4. Cosy Jumpers Are A Must
Notice how we’re peppering in the sort of practical advice that feels like nails on a chalkboard when coming from the parents? It’s because we wish we’d listened. Halls are often utilitarian and ugly. Unless you’re off to Oxbridge or St. Andrews, you’re unlikely to be lodging in a neo-gothic Hogwarts replica. More likely, it’s a poorly insulated box room, so bring layers! You’ll thank us when you’re hungover.
5. Bring Loads of Photos Of Your Loved Ones
Move in day can be surprisingly emotional. Packing your bags, saying goodbye to your childhood bedroom, waving as your parents drive off into the sunset, leaving you in the dust, unsure of your fate. It’s kind of like a really slow-paced thriller. Cocoon yourself from unexpected pangs of emotion by carting a load of treasured pics along with you and making a collage of happy memories.
6. Unpack Your Bags ASAP
We know how exciting/distracting move in day is. So many new faces, places and…cases? It felt like that rhyme had to be completed. The point is, if you don’t unpack properly now, you probably never will. Seminars, socials, seminars, drinking and so many hangovers. Do you really think you’ll ever be as bright-eyed and bushy-tailed as you are now? When else will you sort out your sock drawer? It matters.
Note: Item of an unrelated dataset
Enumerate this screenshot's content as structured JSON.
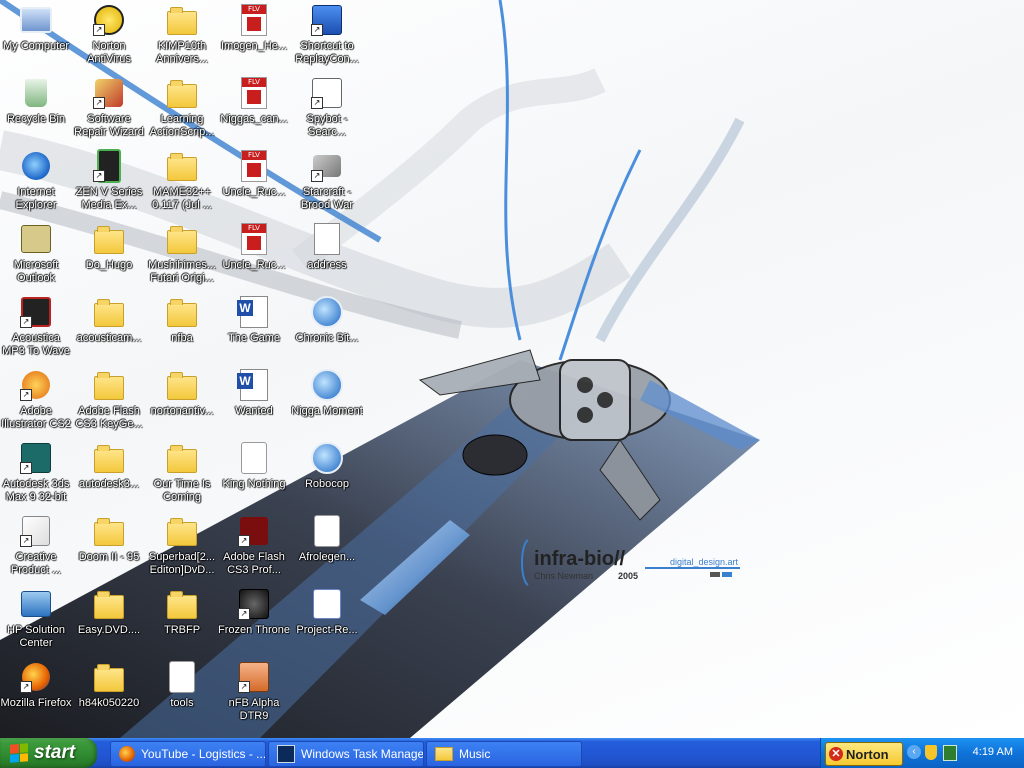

7. Explore Campus And Ground Yourself
A great way to feel at home quickly is to familiarise yourself with your surroundings. Move in day is a load of formative experiences rolled into one ball of stress and excitement, so it helps to take a moment to breathe and enjoy exploring your new world. Walk around campus for as long as you need, taking in the layout, the people and, hopefully, a little nature. You’ll feel more centred afterwards.
8. Pace Yourself
The majority like to go out on their first night, enjoying the new city/town/campus with new acquaintances. Move in day is full of nervous energy, so it’s natural you’d want to blow off some steam. Most of us would agree that alcohol helps us loosen up and relax in unfamiliar scenarios, which is no bad thing. Just make sure you check in with your body and mind throughout the evening.
9. Call A Friend
A problem shared is a problem halved, more often than not. Even if your move in day goes swimmingly, it helps to compare your experiences with a friend from home and savour the memories together. Hearing a familiar voice helps slow things down a little, sharpen perspective and, if you’re feeling a little nervous, can be a great source of comfort.
10. Starting Checking Societies Out
After your first week as a fresher, you’ll have the opportunity to attend a societies fair. These are hot, sweaty affairs overflowing with baskets of free pens, badges and other paraphernalia you will probably never use again. It’s good to get an idea of the societies you want to join before this point, that way you won’t miss out on anything you might be interested in as you flee the heaving masses at the fair.